The 9th Circuit Court of Appeals said in an administrative order that a Sept. 9 ruling from U.S. District Court Judge Jon Tigar that Tigar’s ruling was too broad, striking down the injunction.
It was the latest clash between Tigar and the court.
Tigar initially ruled in July that a Trump administration policy denying asylum to applicants if they declined to apply for asylum in a country they passed through before reaching the United States was likely against the law, issuing a nationwide injunction to halt the policy across the nation.
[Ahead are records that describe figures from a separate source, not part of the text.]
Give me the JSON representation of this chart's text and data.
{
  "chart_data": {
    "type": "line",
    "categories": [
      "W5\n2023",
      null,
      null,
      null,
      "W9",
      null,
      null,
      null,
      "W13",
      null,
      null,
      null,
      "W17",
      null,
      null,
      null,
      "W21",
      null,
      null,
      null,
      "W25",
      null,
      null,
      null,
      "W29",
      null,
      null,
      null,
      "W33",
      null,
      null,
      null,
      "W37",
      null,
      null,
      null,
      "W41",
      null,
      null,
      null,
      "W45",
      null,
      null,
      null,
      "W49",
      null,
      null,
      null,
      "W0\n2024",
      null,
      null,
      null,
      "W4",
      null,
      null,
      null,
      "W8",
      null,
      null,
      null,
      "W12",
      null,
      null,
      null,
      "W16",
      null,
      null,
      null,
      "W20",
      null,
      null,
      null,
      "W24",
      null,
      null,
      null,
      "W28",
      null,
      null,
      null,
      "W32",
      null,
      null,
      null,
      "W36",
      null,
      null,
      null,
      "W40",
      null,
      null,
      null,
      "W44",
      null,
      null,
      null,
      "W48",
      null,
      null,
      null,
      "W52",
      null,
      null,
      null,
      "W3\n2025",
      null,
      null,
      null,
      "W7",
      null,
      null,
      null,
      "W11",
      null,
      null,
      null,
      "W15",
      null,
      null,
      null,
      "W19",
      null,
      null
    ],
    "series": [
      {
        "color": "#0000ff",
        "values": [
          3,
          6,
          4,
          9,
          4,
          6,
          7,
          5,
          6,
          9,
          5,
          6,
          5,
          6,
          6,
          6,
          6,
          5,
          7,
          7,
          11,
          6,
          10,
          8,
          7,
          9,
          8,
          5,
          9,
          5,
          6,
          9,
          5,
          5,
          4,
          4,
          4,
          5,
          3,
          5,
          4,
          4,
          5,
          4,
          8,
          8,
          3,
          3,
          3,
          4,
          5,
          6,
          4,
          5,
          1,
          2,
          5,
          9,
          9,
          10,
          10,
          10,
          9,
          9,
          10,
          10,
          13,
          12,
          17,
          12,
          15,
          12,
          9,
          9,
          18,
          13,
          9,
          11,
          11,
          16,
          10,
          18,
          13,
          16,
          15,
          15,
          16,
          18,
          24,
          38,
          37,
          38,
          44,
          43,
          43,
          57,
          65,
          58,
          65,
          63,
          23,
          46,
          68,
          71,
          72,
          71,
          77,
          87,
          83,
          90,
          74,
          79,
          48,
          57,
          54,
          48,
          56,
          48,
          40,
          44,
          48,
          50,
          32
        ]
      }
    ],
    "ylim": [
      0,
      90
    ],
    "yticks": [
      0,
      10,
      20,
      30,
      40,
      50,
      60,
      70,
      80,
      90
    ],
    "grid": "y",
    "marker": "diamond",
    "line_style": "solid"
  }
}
Since the policy dealt with migrants reaching the southern border, the injunction halted it in California, New Mexico, Arizona, and Texas.
“The district court clearly erred by failing to consider whether nationwide relief is necessary to remedy Plaintiffs’ alleged harms,” the ruling stated. “And, based on the limited record before us, we do not believe a nationwide injunction is justified.”
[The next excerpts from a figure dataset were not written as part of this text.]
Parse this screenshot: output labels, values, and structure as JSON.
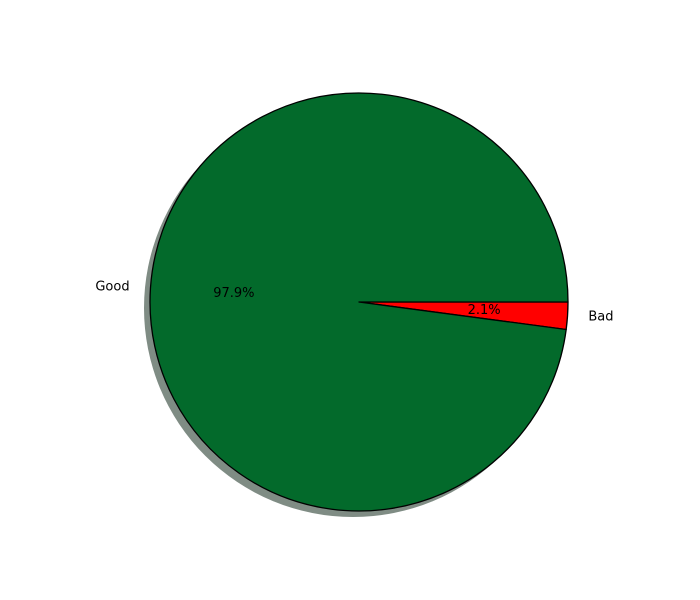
{
  "chart_data": {
    "type": "pie",
    "title": "",
    "start_angle_deg": 0,
    "counterclock": false,
    "shadow": true,
    "edge_color": "#000000",
    "slices": [
      {
        "label": "Bad",
        "value": 2.1,
        "pct_label": "2.1%",
        "color": "#ff0000"
      },
      {
        "label": "Good",
        "value": 97.9,
        "pct_label": "97.9%",
        "color": "#036a2b"
      }
    ],
    "shadow_color": "#7f8c84"
  }
}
The ruling removed the injunction from New Mexico and Texas, which are not within the 9th Circuit.
It said that Tigar could restore the injunction if he “further develop the record in support of a preliminary injunction” stretching outside the 9th Circuit.
He wrote that, in his opinion, the appeals court ruling “did not provide instructions” for how he would go about developing the record but “the most plausible reading” of the ruling “is that it grants” him jurisdiction “to consider the augmented record in its totality and, based on that record, affirm or disaffirm the nationwide scope of its prior order.”
He said that without a nationwide injunction, the plaintiffs wouldn’t get complete relief.
One example he used was the Innovation Law Lab, a nonprofit focused on helping immigrants and refugees. If the injunction was not reimposed, the organization would “have to redesign its workshops and templates and ‘devote significant time to re-training … volunteers’” if its clients moved into and out of the 9th Circuit as their asylum cases work their way through the courts.
The group would also struggle to deal with the asylum policy in New Mexico and Texas because their clients would have to apply for withholding of removal or relief, not asylum, which “have a higher standard of proof than asylum,” making the cases more time-consuming.
In the order, the appeals court rolled back the nationwide injunction once again, meaning it will not apply for now to New Mexico and Texas.
Defendants in the case, which includes Attorney General William Barr, had filed an emergency motion to the appeals court for an administrative stay.
The 9th Circuit has shifted from being a liberal bastion to a more balanced court under President Donald Trump, who has successfully appointed seven judges to the circuit, making the composition of judges 16 appointed by Democrats and 12 appointed by Republicans.
The number of nationwide injunctions has skyrocketed in recent years as judges seek to block policies put into place by the administration of Trump.
Speaking to reporters on Tuesday, Trump reacted to Tigar’s reimposition of the injunction, calling it “very unfair.”
“I don’t think it should be allowed,” he said.
White House Press Secretary Stephanie Grisham said in a statement that one judge making a decision for the entire country shouldn’t happen, noting that the administration’s request for the Supreme Court to block the injunction was still pending. Supreme Court Justice Clarence Thomas said last year that the court would have to address the legality of such injunctions if they continued to be such a popular tool among federal judges.